Why product teams need experimentation powered by AI prompting

Product teams are always asked to ship faster with the same teams. As companies grow, demand increases, backlogs fill, and experimentation becomes de-prioritized. Then features start going live without much evidence that anyone is interested.
A Pendo study from 2024 confirms it: for the average product, 6% of features generate 80% of clicks.
Prompt-based experimentation (PBX) gives product teams a way to test ideas on real users without contributing to the engineering backlog. Simply describe the change in conversational language, and PBX creates an on-brand prototype ready to be tested with all users on your live site.
In this article, we’ll discuss how PBX fits your product loop and improves workflows for you and your engineering teams.
PBX: an overview
For product teams, PBX acts as both an experimentation platform and a Figma Make. It allows you to turn an idea into a prototype that you can run actual experiments with with users on your live site.
It works in a simple chat interface. You tell it what you want. It:
- Uses your prompt to create a new variation that inherits your design and components.
- Sets up targeting, traffic split, and metrics inside Kameleoon.
- Launches the experiment (ideally after a quick QA from dev)
- Summarizes results and suggests next steps.
Growth leaders will often argue that every product feature has to be developed and tested, with the losing features dropped.
But product and engineering teams don’t want to throw away thousands of dollars in working hours building something that may not bring in value, if it gets deployed at all.
PBX is designed to reduce this friction, allowing engineering teams to focus on their own work up until you know what actually works.
“PBX is designed to change how product teams used to work. By letting them build and test most of their backlog of ideas, they can then bring the winning ideas to the table and involve engineers that understand and know why they are building the next features.”
—Fred De Todaro
Chief Product Officer, Kameleoon
How PBX fits your product loop
A typical product loop looks like this:
Discover > Decide > Build > Release > Observe
With PBX, however, you can instead approach it like this:
Discover > Experiment > Decide > Build > Release
PBX focuses primarily on the decide stages, allowing you to test variations on your live site and collect user data. Once you have a clear winner, you move on to building and releasing your features, using feature flags to control the rollout.
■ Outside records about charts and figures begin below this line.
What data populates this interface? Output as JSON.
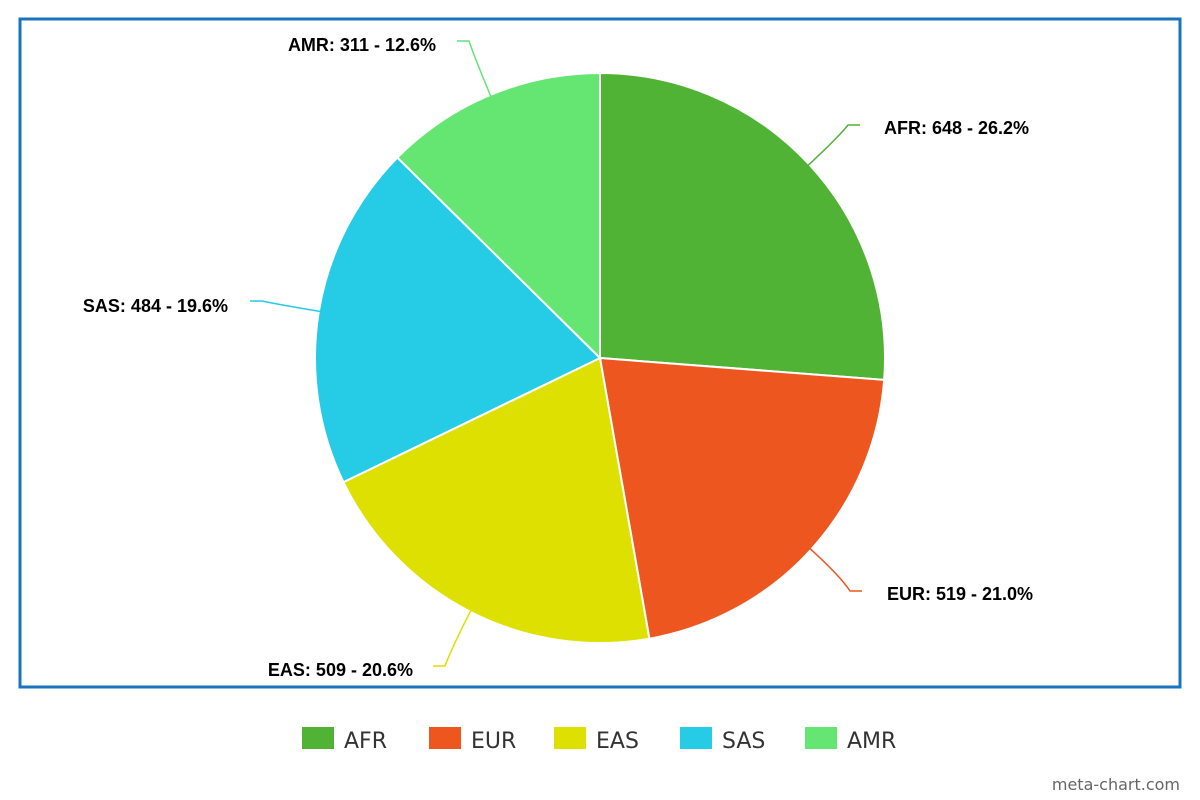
{
  "chart_data": {
    "type": "pie",
    "slices": [
      {
        "name": "AFR",
        "value": 648,
        "percent": 26.2,
        "label": "AFR: 648 - 26.2%",
        "color": "#51b335"
      },
      {
        "name": "EUR",
        "value": 519,
        "percent": 21.0,
        "label": "EUR: 519 - 21.0%",
        "color": "#ee561f"
      },
      {
        "name": "EAS",
        "value": 509,
        "percent": 20.6,
        "label": "EAS: 509 - 20.6%",
        "color": "#dde000"
      },
      {
        "name": "SAS",
        "value": 484,
        "percent": 19.6,
        "label": "SAS: 484 - 19.6%",
        "color": "#26cbe5"
      },
      {
        "name": "AMR",
        "value": 311,
        "percent": 12.6,
        "label": "AMR: 311 - 12.6%",
        "color": "#65e673"
      }
    ],
    "legend_position": "bottom",
    "frame_color": "#1a73bd"
  },
  "watermark": "meta-chart.com"
}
PBX is built on the same statistics engine as Kameleoon’s broader experimentation platform, allowing you to use sequential, Frequentist, Bayesian, and CUPED to keep test data secure and statistically significant.
A quick example: signup flow
Imagine you own a startup and want to improve trial starts.
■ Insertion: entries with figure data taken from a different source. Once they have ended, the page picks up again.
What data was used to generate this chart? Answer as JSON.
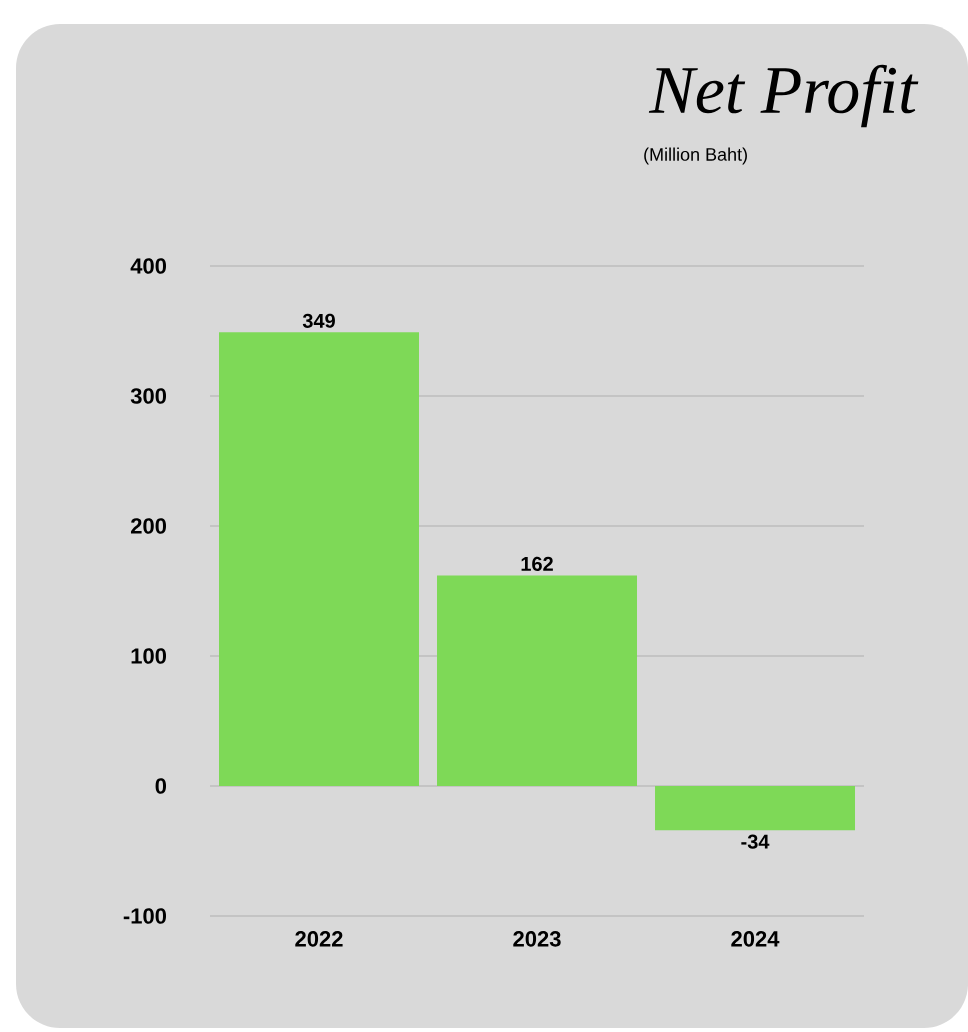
{
  "chart_data": {
    "type": "bar",
    "title": "Net Profit",
    "subtitle": "(Million Baht)",
    "categories": [
      "2022",
      "2023",
      "2024"
    ],
    "values": [
      349,
      162,
      -34
    ],
    "color": "#7ed957",
    "ylim": [
      -100,
      400
    ],
    "yticks": [
      -100,
      0,
      100,
      200,
      300,
      400
    ],
    "grid": "y",
    "data_labels": true
  }
}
Your typical process may be to write a ticket, submit to design, wait for the next available sprint, and hope the new flow works once it reaches production.
With PBX, you can explore a lighter version in a single working session:
- Open PBX on your signup page.
- Describe the change you want to explore. For example: “Shorten the signup form to only use email and password fields; move the other, optional fields to a second step after the user presses submit. Keep styling and validation consistent.”
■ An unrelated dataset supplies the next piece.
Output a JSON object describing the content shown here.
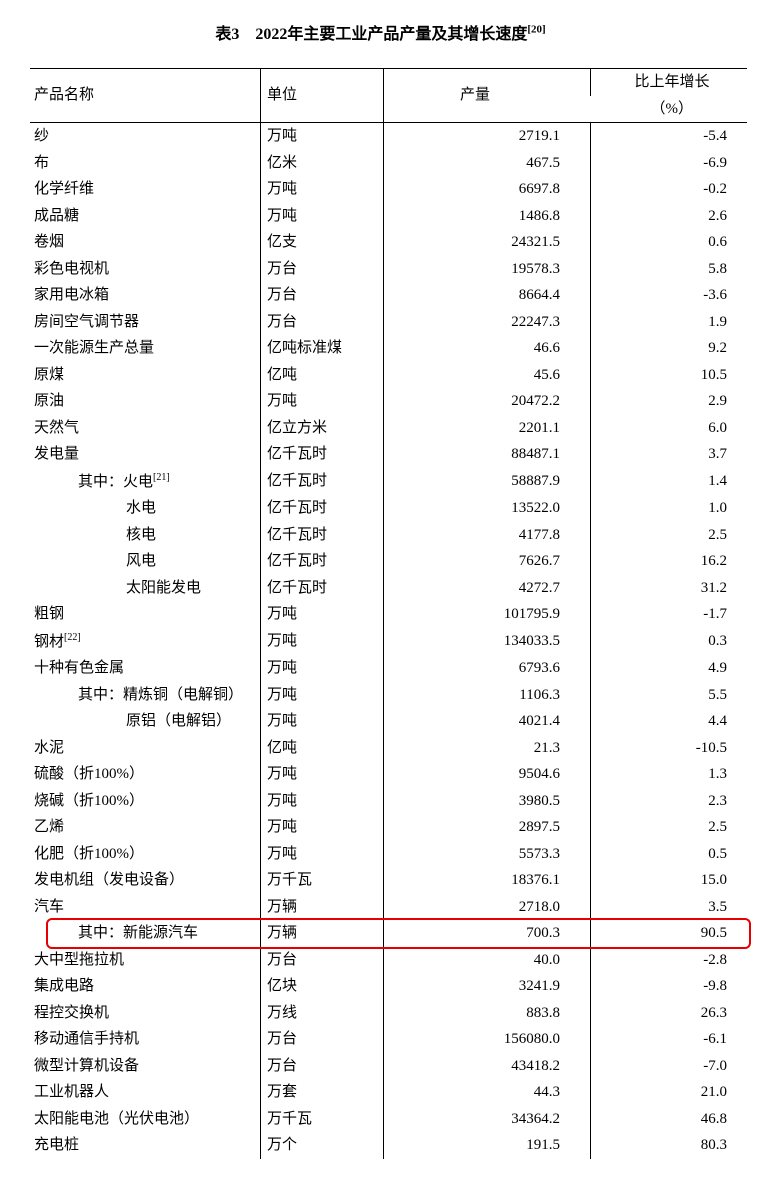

- Review the output, using chat to further tweak details as needed.
- Perform QA on key devices.
- Target new visitors, split traffic 50/50, and set your primary metric to trial starts.
- Launch the experiment and watch progress. Use sequential testing to inspect trends without breaking the math.
- Once you have enough data, generate a summary and decide what to do from there.
If the lighter flow works, you now have a clear, data-backed request for your developers. If it doesn’t, you learn a valuable lesson at a low cost.